Microsoft's involvement, alongside Sama Altman's self-funded company, indicates a strategic move. However, even this collaboration did not prevent a surprising drop of almost 1% in Microsoft's shares during after-hours trading on Wall Street.

A significant disappointment is noted in the case of AMD, which, for Q4 2023, reported profits that were 'only' in line with expectations and slightly higher revenues. Despite experiencing an unprecedented rally in its stock value (from $65 to $190 per share in a year), the company anticipates flat quarterly sales in the data segment.

Moreover, AMD did not provide any forecasts, even cautiously optimistic ones, for the highly anticipated AI chips expected to compete with Nvidia in 2024. If the company miscalculates or confirms previous narratives, a substantial sell-off may be anticipated.

Turning attention to Google, the overall results are positive, surpassing revenue consensus and delivering higher earnings per share. However, there is a caveat: the advertising business did not perform as well as analysts had anticipated, accounting for over half of the company's profits.

Advertising revenues fell approximately $300 million short of forecasts, amounting to $65.52 billion. On the flip side, cloud revenues exceeded predictions by nearly $200 million, and services continued to perform well, with an additional surprise of around $300 million compared to expectations.
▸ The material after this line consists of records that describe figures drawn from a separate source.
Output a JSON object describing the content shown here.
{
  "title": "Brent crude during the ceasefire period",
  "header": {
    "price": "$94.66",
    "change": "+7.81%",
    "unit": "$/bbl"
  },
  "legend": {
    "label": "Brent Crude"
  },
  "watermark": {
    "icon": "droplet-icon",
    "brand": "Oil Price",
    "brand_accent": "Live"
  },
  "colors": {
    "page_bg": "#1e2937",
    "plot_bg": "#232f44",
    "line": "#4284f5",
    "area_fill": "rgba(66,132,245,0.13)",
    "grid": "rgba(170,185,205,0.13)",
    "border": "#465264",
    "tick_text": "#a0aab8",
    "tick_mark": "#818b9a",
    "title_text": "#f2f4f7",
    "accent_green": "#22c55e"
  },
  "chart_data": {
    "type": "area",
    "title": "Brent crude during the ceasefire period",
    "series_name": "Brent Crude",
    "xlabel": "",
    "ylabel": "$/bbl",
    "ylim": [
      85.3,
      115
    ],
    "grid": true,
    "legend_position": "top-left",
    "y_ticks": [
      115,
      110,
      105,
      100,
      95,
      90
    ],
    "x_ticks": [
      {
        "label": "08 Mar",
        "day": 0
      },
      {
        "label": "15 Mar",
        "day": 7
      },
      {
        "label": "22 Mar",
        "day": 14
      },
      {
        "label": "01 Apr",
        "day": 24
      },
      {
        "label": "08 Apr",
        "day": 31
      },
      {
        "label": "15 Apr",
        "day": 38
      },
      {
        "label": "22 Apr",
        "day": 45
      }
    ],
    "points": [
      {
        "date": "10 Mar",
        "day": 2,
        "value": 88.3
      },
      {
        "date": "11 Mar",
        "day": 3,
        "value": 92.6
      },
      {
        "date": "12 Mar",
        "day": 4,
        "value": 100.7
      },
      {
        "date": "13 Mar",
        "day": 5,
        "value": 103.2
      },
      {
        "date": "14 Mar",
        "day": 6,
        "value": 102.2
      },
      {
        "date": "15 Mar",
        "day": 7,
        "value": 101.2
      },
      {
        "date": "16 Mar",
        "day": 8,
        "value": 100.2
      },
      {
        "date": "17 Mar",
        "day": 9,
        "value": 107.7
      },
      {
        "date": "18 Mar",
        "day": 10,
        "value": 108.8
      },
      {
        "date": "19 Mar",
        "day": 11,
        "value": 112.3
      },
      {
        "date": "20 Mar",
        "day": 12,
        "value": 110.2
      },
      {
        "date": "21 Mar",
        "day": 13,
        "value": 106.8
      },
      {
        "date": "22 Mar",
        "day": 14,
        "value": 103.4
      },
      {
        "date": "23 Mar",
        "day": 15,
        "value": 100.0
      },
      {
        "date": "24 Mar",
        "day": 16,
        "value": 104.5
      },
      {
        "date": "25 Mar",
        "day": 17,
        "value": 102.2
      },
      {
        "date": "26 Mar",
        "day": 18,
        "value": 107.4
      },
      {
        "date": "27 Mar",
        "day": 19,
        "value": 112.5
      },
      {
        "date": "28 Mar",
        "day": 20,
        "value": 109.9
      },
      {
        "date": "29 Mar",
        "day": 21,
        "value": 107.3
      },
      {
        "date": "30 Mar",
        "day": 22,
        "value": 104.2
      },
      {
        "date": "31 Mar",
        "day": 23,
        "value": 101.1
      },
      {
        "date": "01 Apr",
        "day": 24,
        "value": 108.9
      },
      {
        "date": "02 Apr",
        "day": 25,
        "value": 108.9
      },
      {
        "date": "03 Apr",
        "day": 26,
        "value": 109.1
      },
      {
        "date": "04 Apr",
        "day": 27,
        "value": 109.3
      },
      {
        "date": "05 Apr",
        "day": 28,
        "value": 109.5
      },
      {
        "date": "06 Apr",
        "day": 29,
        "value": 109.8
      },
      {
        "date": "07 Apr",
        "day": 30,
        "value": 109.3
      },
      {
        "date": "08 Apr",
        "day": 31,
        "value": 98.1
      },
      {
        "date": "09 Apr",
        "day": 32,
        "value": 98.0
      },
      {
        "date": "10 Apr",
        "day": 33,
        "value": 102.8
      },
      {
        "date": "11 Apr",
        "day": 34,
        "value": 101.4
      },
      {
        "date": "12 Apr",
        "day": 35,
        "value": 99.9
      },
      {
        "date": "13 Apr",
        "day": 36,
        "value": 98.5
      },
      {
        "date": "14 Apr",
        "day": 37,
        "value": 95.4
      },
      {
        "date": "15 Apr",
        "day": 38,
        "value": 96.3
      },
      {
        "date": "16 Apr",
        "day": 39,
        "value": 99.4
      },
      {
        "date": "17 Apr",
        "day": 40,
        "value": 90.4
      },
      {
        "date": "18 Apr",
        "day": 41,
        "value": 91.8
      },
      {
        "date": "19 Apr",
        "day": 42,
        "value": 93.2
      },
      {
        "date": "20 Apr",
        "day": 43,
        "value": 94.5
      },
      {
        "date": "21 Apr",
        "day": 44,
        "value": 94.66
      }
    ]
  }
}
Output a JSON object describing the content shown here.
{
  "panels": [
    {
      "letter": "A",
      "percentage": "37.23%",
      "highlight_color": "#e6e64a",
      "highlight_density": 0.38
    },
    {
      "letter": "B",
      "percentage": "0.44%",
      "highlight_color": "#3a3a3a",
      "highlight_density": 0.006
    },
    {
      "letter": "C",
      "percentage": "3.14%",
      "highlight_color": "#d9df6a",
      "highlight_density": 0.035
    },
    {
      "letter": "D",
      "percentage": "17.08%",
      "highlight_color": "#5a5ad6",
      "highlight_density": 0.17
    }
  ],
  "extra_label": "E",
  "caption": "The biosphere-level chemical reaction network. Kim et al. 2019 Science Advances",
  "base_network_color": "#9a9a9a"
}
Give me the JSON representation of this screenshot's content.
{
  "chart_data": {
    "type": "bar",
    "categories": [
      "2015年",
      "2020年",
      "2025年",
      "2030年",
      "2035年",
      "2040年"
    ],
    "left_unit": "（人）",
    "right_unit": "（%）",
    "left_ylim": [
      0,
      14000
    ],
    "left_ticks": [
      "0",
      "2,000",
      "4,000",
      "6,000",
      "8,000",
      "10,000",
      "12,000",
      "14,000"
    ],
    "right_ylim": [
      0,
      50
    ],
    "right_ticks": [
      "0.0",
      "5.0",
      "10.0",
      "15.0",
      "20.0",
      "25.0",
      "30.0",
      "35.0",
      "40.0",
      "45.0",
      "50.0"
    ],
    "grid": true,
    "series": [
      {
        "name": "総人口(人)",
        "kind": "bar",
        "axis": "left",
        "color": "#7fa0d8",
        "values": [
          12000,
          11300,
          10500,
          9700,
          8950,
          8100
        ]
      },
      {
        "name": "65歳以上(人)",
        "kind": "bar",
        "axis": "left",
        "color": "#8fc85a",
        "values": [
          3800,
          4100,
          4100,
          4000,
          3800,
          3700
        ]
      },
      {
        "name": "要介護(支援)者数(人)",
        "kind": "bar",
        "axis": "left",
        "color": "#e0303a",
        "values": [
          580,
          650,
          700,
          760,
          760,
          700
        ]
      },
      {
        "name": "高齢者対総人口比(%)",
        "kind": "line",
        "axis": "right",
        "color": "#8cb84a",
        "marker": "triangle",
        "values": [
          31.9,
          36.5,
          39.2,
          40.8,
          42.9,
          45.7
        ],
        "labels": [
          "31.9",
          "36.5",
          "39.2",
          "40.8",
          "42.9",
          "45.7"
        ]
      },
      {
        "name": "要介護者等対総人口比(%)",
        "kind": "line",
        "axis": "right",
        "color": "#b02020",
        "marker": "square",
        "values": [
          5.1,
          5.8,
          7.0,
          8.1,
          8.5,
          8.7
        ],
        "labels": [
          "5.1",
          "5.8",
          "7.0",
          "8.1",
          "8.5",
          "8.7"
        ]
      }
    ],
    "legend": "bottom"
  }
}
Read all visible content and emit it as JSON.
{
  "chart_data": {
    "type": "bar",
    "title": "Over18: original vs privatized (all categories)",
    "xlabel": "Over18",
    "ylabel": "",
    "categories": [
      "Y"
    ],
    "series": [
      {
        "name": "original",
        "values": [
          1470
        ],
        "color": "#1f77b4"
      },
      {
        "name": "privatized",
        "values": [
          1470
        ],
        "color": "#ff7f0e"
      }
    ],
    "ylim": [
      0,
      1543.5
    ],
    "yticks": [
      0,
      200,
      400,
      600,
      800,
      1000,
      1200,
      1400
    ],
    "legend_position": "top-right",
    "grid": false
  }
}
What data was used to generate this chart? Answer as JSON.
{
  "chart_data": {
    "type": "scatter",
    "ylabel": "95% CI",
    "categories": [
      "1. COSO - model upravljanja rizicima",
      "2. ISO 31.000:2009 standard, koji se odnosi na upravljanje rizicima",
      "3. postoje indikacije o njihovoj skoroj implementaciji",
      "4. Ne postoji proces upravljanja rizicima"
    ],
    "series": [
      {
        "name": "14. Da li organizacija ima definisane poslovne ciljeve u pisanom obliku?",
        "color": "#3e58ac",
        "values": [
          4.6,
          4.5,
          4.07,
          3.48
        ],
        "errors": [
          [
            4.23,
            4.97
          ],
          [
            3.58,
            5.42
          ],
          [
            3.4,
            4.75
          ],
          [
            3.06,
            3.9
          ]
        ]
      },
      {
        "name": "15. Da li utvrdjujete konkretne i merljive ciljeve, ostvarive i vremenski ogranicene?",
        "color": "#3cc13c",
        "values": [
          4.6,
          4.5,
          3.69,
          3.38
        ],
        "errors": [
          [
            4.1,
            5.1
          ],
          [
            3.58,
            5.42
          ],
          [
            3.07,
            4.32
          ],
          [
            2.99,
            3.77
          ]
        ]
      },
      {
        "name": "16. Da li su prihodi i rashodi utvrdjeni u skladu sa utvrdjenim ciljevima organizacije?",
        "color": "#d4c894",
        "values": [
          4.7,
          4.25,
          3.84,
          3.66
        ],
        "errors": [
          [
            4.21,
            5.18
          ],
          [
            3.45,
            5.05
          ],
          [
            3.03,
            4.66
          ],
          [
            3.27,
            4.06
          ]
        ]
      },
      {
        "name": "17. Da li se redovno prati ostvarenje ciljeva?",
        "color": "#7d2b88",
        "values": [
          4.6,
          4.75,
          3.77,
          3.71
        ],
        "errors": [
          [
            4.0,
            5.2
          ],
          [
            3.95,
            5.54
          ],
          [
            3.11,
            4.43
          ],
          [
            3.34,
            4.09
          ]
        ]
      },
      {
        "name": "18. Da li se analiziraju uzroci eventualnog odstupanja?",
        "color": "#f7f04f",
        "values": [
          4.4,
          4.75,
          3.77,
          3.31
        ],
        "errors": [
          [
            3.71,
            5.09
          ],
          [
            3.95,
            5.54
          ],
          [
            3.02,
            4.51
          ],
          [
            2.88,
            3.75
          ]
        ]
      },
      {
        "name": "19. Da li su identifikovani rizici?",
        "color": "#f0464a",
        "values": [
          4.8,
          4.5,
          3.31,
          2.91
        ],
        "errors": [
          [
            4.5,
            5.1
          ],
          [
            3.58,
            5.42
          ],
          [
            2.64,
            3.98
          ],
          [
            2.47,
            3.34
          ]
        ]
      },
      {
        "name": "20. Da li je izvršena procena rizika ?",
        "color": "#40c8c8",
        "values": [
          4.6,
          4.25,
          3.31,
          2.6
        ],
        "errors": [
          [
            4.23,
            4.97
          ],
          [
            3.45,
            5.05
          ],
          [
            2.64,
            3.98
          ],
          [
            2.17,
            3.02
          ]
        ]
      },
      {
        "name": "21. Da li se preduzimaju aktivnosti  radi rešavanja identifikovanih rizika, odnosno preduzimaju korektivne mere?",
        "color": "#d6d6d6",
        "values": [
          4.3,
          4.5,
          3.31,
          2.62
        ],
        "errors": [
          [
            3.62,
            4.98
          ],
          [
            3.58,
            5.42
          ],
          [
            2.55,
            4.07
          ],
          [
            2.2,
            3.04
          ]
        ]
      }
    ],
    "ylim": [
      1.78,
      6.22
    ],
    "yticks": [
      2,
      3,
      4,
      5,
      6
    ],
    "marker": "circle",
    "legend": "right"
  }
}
Revenue from advertising on YouTube narrowly surpassed the forecast, reaching $9.2 billion against an expected $9.16 billion. At this point, there is insufficient information about AI to make definitive predictions regarding the market's reaction to Google's report. Free cash flow amounted to only $8 billion, falling significantly short of the forecasted $15.8 billion (a 51% year-on-year drop).

However, this decline might be closely linked to investments in AI, and it is not necessarily negative news. Despite a weak Search segment and a slightly stronger YouTube, Google's cloud computing dynamics (26.5% YoY growth) lagged behind the competitive Azure (30% YoY).

Starbucks' recent financial results failed to impress, showing a 5% annual growth in comparable sales compared to an expected 6.4%. Sales in China increased by only 10%, falling short of Wall Street's expectation of at least a 16% growth in the region. This suggests a decline in consumption in China, and globally, lower inflation expectations do not support the idea of overpaying for coffee.

In the recent market session, Apple led declines among the so-called mega-cap companies.

Investors reacted to the results of United Parcel Service, which saw a decline following a disappointing forecast. The courier company announced plans to eliminate 12,000 jobs. Despite reports of a growing wave of layoffs overseas, the profitability of two-year Treasury bonds increased by four basis points to 4.36%, and ten-year bonds increased by two basis points to 4.05%.

Swap contracts related to the March Fed meeting have now fallen by about one-third of a point.

As the market adjusts, expectations of a 25 basis point interest rate cut in March were fully priced in at the end of last year. However, the anticipated cooling of the job market has not materialized despite a wave of layoffs. The American JOLTS report revealed a still solid number of job openings, signaling that those laid off may find new opportunities. December unexpectedly saw an increase in job vacancies in the USA to the highest level in three months.

With ADP expected to indicate lower employment costs on Wednesday and the government's NFP report on Friday expected to show the addition of around 185,000 new jobs in January, the scenario of higher Fed rates for a more extended period gains traction. This may not bode well for all stocks, especially for heavily indebted firms.